I have just read that over a noetherian local ring $(A,\mathfrak{m})$, there is always a nontrivial map between two finitely generated modules such that their support is exatly $\mathfrak{m}$. The brief explanation I found is that any such a module always surjects onto $A/\mathfrak{m}$ and $A/\mathfrak{m}$ injects into $M$.
I am fine wiht the explanation and I see how I can surject $M$ onto $A/\mathfrak{m}$ (indeed $M/\mathfrak{m}M$ is an $A/\mathfrak{m}$ vector space, and I can choose one basis vector to project onto).
What I am missing is the injection $A/\mathfrak{m} \rightarrow M$. How could I prove it?
Following the hint I received as comment, we can give a complete answer. If a module is finitely generated over $(A,\mathfrak{m})$, then $M/\mathfrak{m}M$ is a finite dimensional vector space over $A/\mathfrak{m}$ (which is not zero by Nakayama's lemma), so we can surject it onto any one dimensional subspace, which is isomorphic to $A/\mathfrak{m}$.

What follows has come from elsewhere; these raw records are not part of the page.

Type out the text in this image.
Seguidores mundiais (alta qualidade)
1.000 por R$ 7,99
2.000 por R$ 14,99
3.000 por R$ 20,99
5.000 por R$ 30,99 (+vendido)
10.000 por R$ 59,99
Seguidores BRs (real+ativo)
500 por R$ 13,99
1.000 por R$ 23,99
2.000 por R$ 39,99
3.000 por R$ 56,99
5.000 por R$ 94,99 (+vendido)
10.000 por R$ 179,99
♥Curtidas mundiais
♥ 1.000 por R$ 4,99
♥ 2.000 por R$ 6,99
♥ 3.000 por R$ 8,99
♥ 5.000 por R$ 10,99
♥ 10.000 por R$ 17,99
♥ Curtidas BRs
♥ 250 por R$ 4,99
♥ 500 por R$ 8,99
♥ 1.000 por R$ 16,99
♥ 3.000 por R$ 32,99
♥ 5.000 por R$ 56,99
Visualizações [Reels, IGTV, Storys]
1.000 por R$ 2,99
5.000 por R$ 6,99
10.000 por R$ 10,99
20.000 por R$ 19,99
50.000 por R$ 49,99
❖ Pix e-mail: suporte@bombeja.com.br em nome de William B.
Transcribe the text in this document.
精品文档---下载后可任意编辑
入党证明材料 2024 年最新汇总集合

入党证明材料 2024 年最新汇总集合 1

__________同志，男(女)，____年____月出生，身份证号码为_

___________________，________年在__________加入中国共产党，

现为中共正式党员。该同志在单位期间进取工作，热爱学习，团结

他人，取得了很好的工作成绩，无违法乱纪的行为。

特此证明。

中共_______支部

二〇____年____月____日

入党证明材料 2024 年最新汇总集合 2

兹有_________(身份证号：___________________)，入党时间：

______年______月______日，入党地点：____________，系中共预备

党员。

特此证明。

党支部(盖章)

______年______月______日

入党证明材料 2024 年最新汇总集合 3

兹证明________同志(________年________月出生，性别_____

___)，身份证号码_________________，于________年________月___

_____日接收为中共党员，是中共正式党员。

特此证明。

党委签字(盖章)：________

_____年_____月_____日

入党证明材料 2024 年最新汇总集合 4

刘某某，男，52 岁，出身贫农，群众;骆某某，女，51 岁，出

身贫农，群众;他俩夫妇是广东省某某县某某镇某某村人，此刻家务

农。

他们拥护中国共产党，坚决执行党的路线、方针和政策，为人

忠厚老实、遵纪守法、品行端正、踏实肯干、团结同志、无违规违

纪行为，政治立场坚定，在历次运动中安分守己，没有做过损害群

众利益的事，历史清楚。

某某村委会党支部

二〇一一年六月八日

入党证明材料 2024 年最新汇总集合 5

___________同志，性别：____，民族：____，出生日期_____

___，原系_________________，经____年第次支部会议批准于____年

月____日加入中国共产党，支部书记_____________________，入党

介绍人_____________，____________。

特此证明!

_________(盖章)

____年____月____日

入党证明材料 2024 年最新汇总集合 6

Now, to define an injection $A/\mathfrak{m} \rightarrow M$ we recall that $Ass_A(M) \subset Supp_A(M)$. But $Supp_A(M)=\mathfrak{m}$ by hypothesis and since $M$ is noetherian $Ass_A(M)$ is not empty. Hence $\mathfrak{m} \in Ass_A(M)$, which means that there is a submodule of $M$ isomorphic to $A/\mathfrak{m}$. This gives the injection we were looking for.
Now, if we fix two modules $M$ and $N$ with such properties, we first surject $M$ onto $A/\mathfrak{m}$ with the first map and then we inject $A/\mathfrak{m}$ into $N$ with the second one.